There are beak down ducks in a pack patrolling the mowed lawn, picking out breakfast. I can hear magpies, kookaburras, and the gentle warm call of distant chooks. As I listen, other birds are calling further up the gully. Near me, the mowed grass is fringed by ferns, maybe a half a metre high. I hear crows. Now there are black cockatoos, out of sight.
The park is a fusion of European passions for lawn and maples – hence the name Maple Grove – and an untamed, but profoundly gentle, bushland. It is a place of utter peace and inspiration for me. Silent magpies have taken over the breakfast patrol.
It’s just gone 0700 and the sun is high enough set a soft light into the gully, caressing the treetops. It’s quiet enough that I can hear the magpies fly off. Breakfast patrol is over. The buffet closed.
The bird song has composed itself into a symphony of peace, with a gentle beat that has so eased my spirit that writing is a struggle. I stop struggling for awhile, and just bask. Even though the city sounds are in the background they do not intrude. But then the performance is over. A plane drones overhead. The first human in near 40 minutes passes with an ancient brown dog. A car has arrived. Doors slam shut. My audience with the spirit of this wonderful place is over – for today.
Brain kicks in. To the hard eyed this is a nice place. On weekends and holidays, it is packed with folk from Sydney. For a time, it is the host of a compact cosmopolitan al fresco community.
Just for a moment, large drops fall, but not from rain. I surmise that maybe dew on the leaves of the nearby trees has been loosened by the sun. The mowed grass glistens as the sun rays get closer to me. The black cockatoos depart noisily, but I cannot see them.
This is not just any gully. It has a mother’s peace to it. I do not know if it was special to indigenous people. I won’t ask. If it was, it is none of my business. It would have been a women’s place, I imagine.
It is feminine and ancient and peaceful and patient.
One evening in early 1997, I sat on a pile of stones beside Tullyganardy Road as it snaked out of Newtownards, and let my spirit flow into the earth beneath me. I had gone to Northern Ireland as the last act of my stay in the UK because having travelled that far from Australian and not going to my birthplace didn’t seem right.
As my spirit sought into my birth land it encountered a cavern with three sleeping dragons. One stirred and said “What are you doing here? Go home. There is nothing here for you.” Then in respond to a half-formed thought from me said “Our time will come again.” I went home to Australia. There, beside the road, on a pile of stones I knew this was no longer my home. It took going back to stop saying I was Irish. I was born there, but nothing else about me remained Irish.
This gully seems home to an ancient spirit. It doesn’t have a form like the dragons. When I try to imagine what it is I am warned off in a gentle but firm manner. I sense a mature very black woman. By black I do not mean Aboriginal – just black. She says I should not want to know more. I am instantly reminded of Emma Restall Orr’s remarkable book Kissing the Hag: The Dark Goddess and the Unacceptable Nature of Women. I learned enough to know that I didn’t understand. Now I must be content with the outer mystery. Going beyond is not my business, and not my need.

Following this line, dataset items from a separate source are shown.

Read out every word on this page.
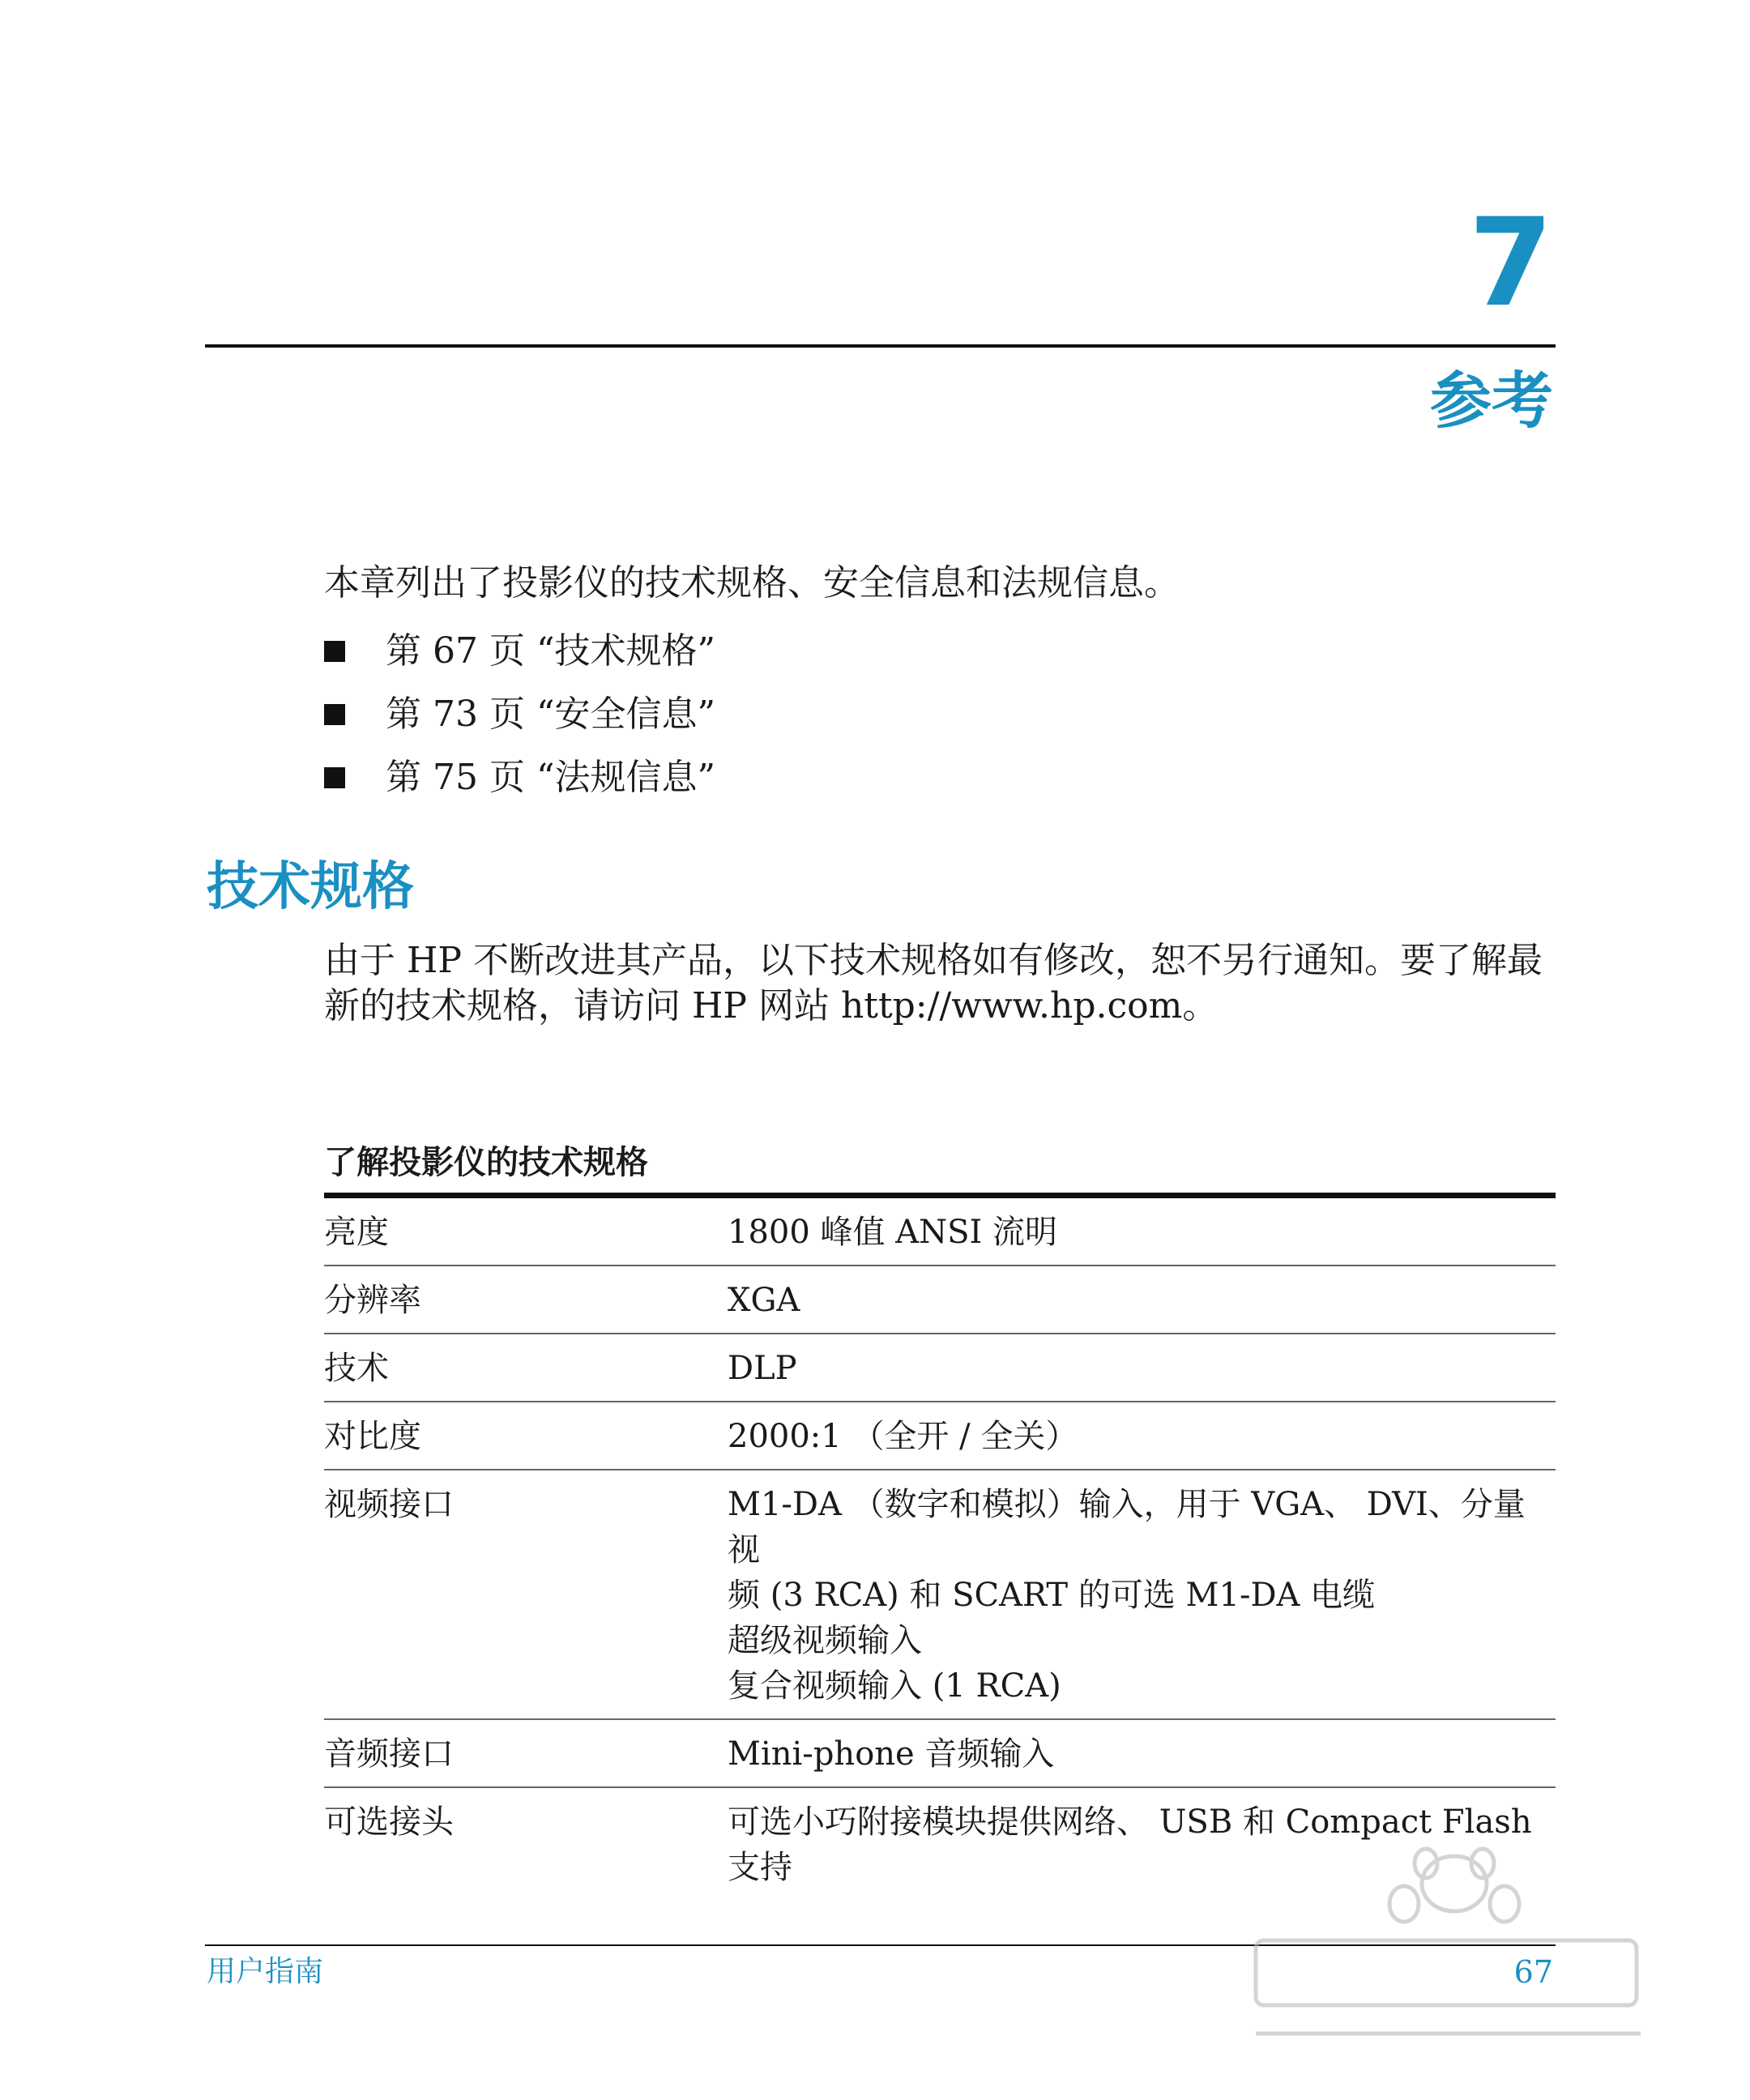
7
参考
本章列出了投影仪的技术规格、安全信息和法规信息。
第 67 页 “技术规格”
第 73 页 “安全信息”
第 75 页 “法规信息”
技术规格
由于 HP 不断改进其产品，以下技术规格如有修改，恕不另行通知。要了解最
新的技术规格，请访问 HP 网站 http://www.hp.com。
了解投影仪的技术规格
亮度	1800 峰值 ANSI 流明
分辨率	XGA
技术	DLP
对比度	2000:1 （全开 / 全关）
视频接口	M1-DA （数字和模拟）输入，用于 VGA、 DVI、分量视
频 (3 RCA) 和 SCART 的可选 M1-DA 电缆
超级视频输入
复合视频输入 (1 RCA)

音频接口	Mini-phone 音频输入
可选接头	可选小巧附接模块提供网络、 USB 和 Compact Flash 支持
用户指南	67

It’s gone quiet again. Just for a moment there is only the sound of bird song. I am still, entranced by colour, shape, light.
When we moved to Casterton in western Victoria, just outside the town in Noss Retreat Road, I remember the mowed lawn out the back. It was a kind of moat around the house. My parents brought from Northern Ireland an innocence of snakes which was magnified into a terror by the locals. These were days of laborious mechanical push mowers. The moat, diligently maintained, provided protected access to the dunny and the washing line. Beyond the mowed area was long grass that led to a neglected orchard where apricots grew, and there was a creek. That was my playground when I was 5. It was safe from my parents. They would not enter the long grass. It was where I could dream.
The gully reminds me of this time. The mowed lawn creates a safe place for leisure. What lies beyond is wild and sacred; and is protected by the ring-pass-not made by the mower.
Is the charm of the place the lawn and maple trees with the 8 picnic tables and BBQ area? Or is it the radiance of a gentle sacred place – the nourisher of spirit?